Architecture

This page describes the high-level architecture of the anira library, its core components, and how they interact with each other.

System Overview

anira is designed with real-time audio applications in mind, focusing on deterministic performance and thread safety. The architecture consists of several key components working together to provide neural network inference capabilities that can be safely used within audio processing contexts.

+-----------------------------------+
|         InferenceHandler          |
|   (Main user-facing interface)    |
+----------------+------------------+
                 |
                 v
+----------------+------------------+
|        InferenceConfig            |
| (Model paths, shapes, settings)   |
+----------------+------------------+
                 |
                 v
+----------------+------------------+
|      PrePostProcessor             |
|  (Format conversion, buffering)   |
+----------------+------------------+
                 |
                 v
+----------------+------------------+
|         InferenceManager         |
|    (Thread pool coordination)    |
+----------------+------------------+
                 |
                 v
+----------------+------------------+       +----------------------+
|         Backend Processors        | <---> |   Inference Engines  |
| (LibTorch, ONNX, TensorFlow Lite) |       | (External libraries) |
+-----------------------------------+       +----------------------+

Key Design Principles

  1. Real-time Safety

    • No dynamic memory allocation during audio processing

    • Deterministic performance guarantees

    • Thread-safety with atomic operations

    • Pre-allocated buffers and resources

  2. Flexibility

    • Support for multiple inference backends

    • Configurable thread management

    • Customizable pre/post-processing

    • Support for both stateful and stateless models

  3. Performance

    • Efficient buffer management with zero-copy where possible

    • Thread pool to prevent oversubscription

    • Optimized tensor operations

    • Benchmarking tools for performance analysis

Component Responsibilities

anira::InferenceHandler

The primary interface for users, handling the overall integration of neural network inference into audio processing workflows.

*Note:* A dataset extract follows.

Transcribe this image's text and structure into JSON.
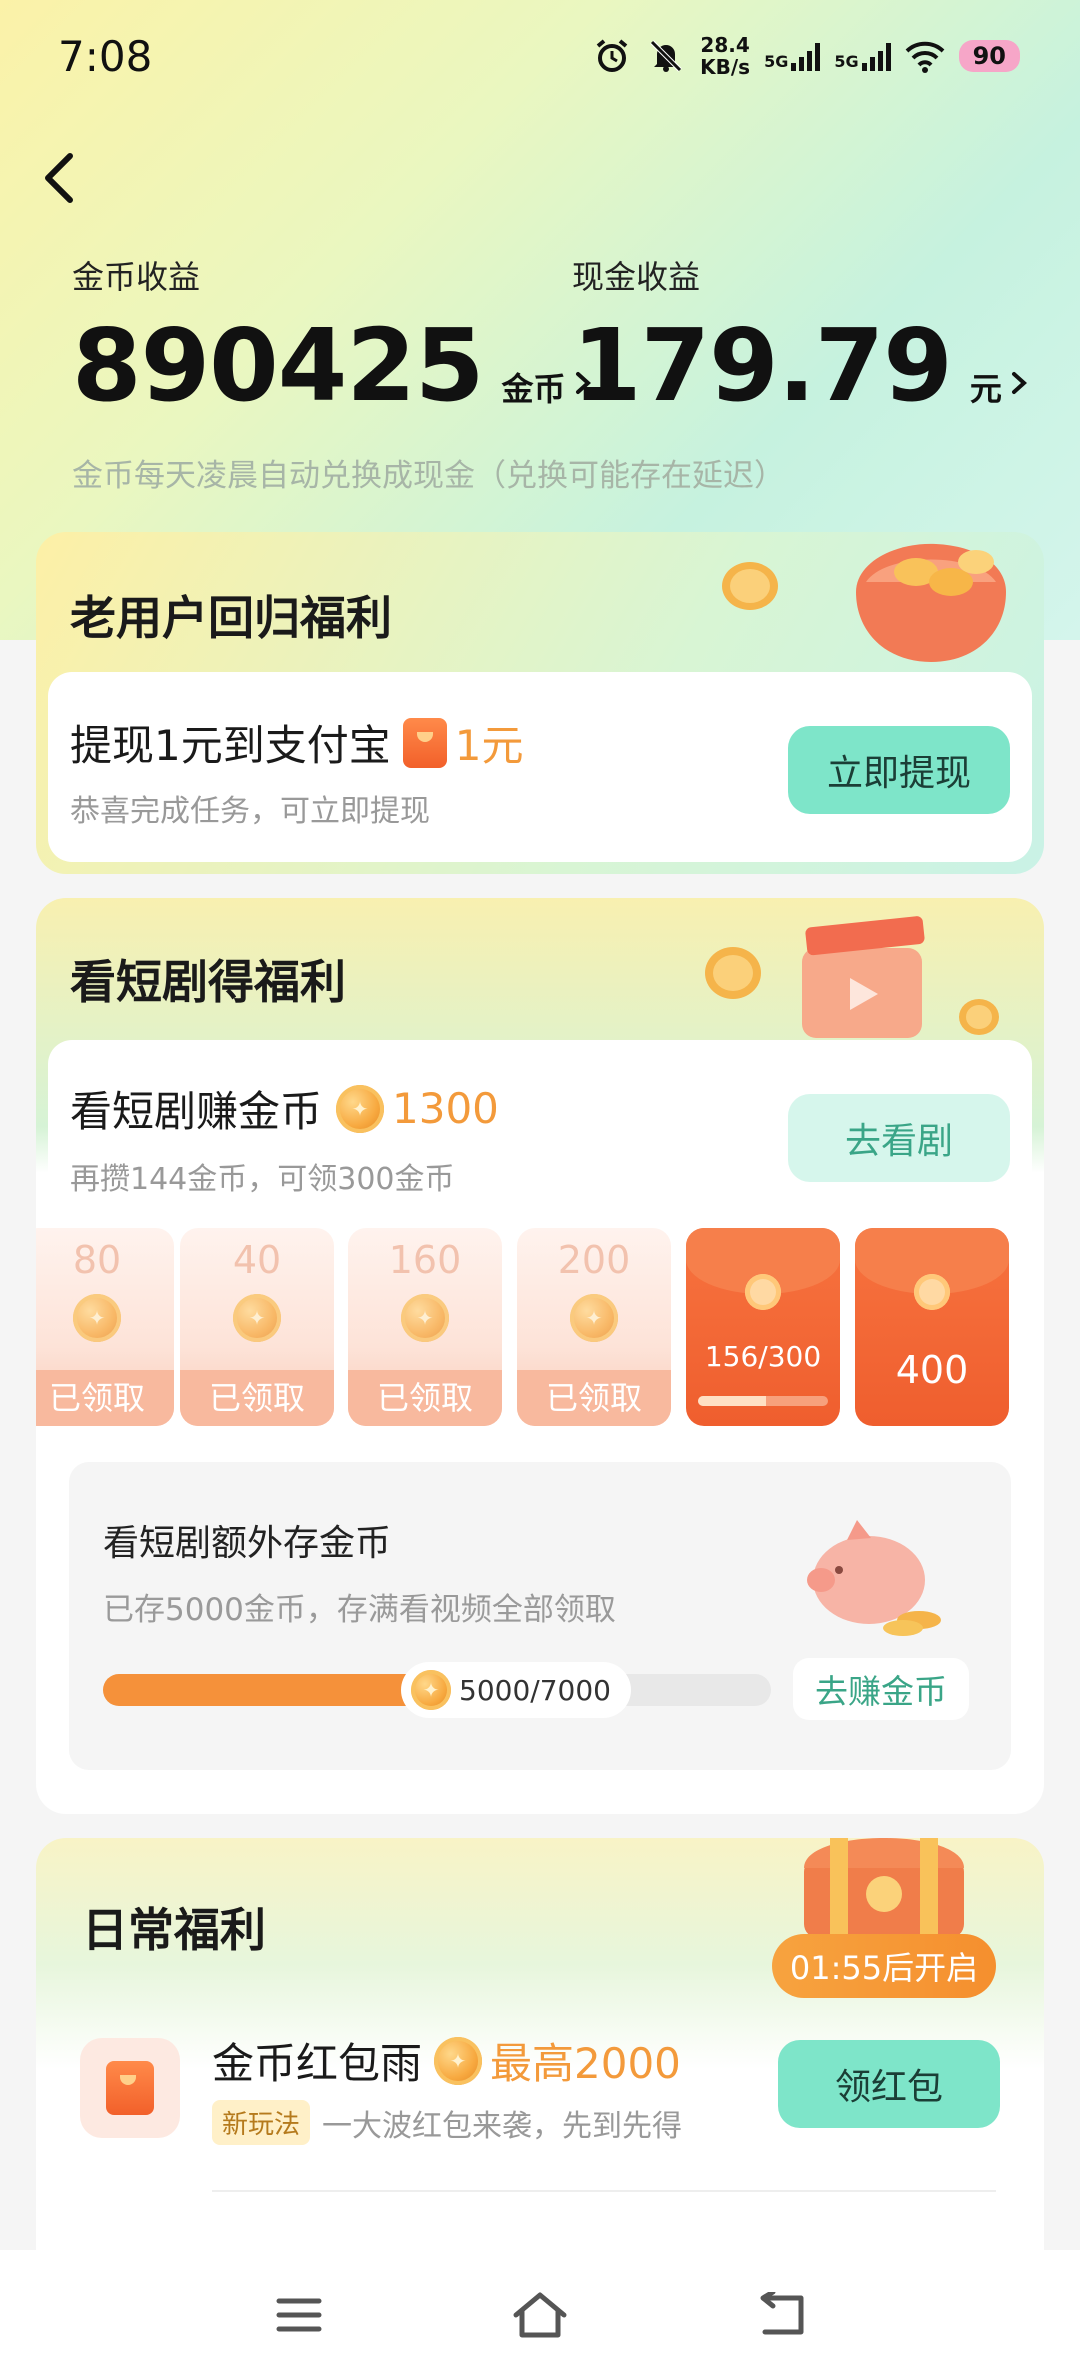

  • Manages the audio processing lifecycle

  • Provides real-time safe process methods

  • Handles buffer management

  • Reports latency information

anira::InferenceConfig

Stores configuration data for models and processing parameters.

  • Model paths and backend selection

  • Input and output tensor shapes

  • Maximum inference time limits

  • Memory management settings

anira::PrePostProcessor

Handles data formatting between audio buffers and neural network tensors.

  • Converts audio data to model input format

  • Converts model outputs back to audio format

  • Manages intermediate buffers

anira::InferenceManager

Coordinates the thread pool and inference scheduling.

  • Manages worker threads

  • Schedules inference tasks

  • Handles synchronization between audio and inference threads

Backend Processors

Backend-specific implementations for different inference engines.

Data Flow

  1. Audio Input: The host application provides audio data to the InferenceHandler

  2. Pre-processing: The PrePostProcessor converts audio data to tensors

  3. Scheduling: The InferenceManager schedules the inference task

  4. Inference: A backend processor executes the neural network model

  5. Post-processing: The PrePostProcessor converts results back to audio

  6. Audio Output: The processed audio is returned to the host application

Threading Model

anira employs a multi-threaded architecture with careful synchronization:

  • Audio Thread: Real-time thread from the host application, never blocked

  • Inference Threads: Worker threads performing the actual model inference

  • Synchronization: Lock-free communication with atomic operations and ring buffers

The system avoids blocking operations in the audio thread and uses a carefully designed thread pool to prevent CPU oversubscription.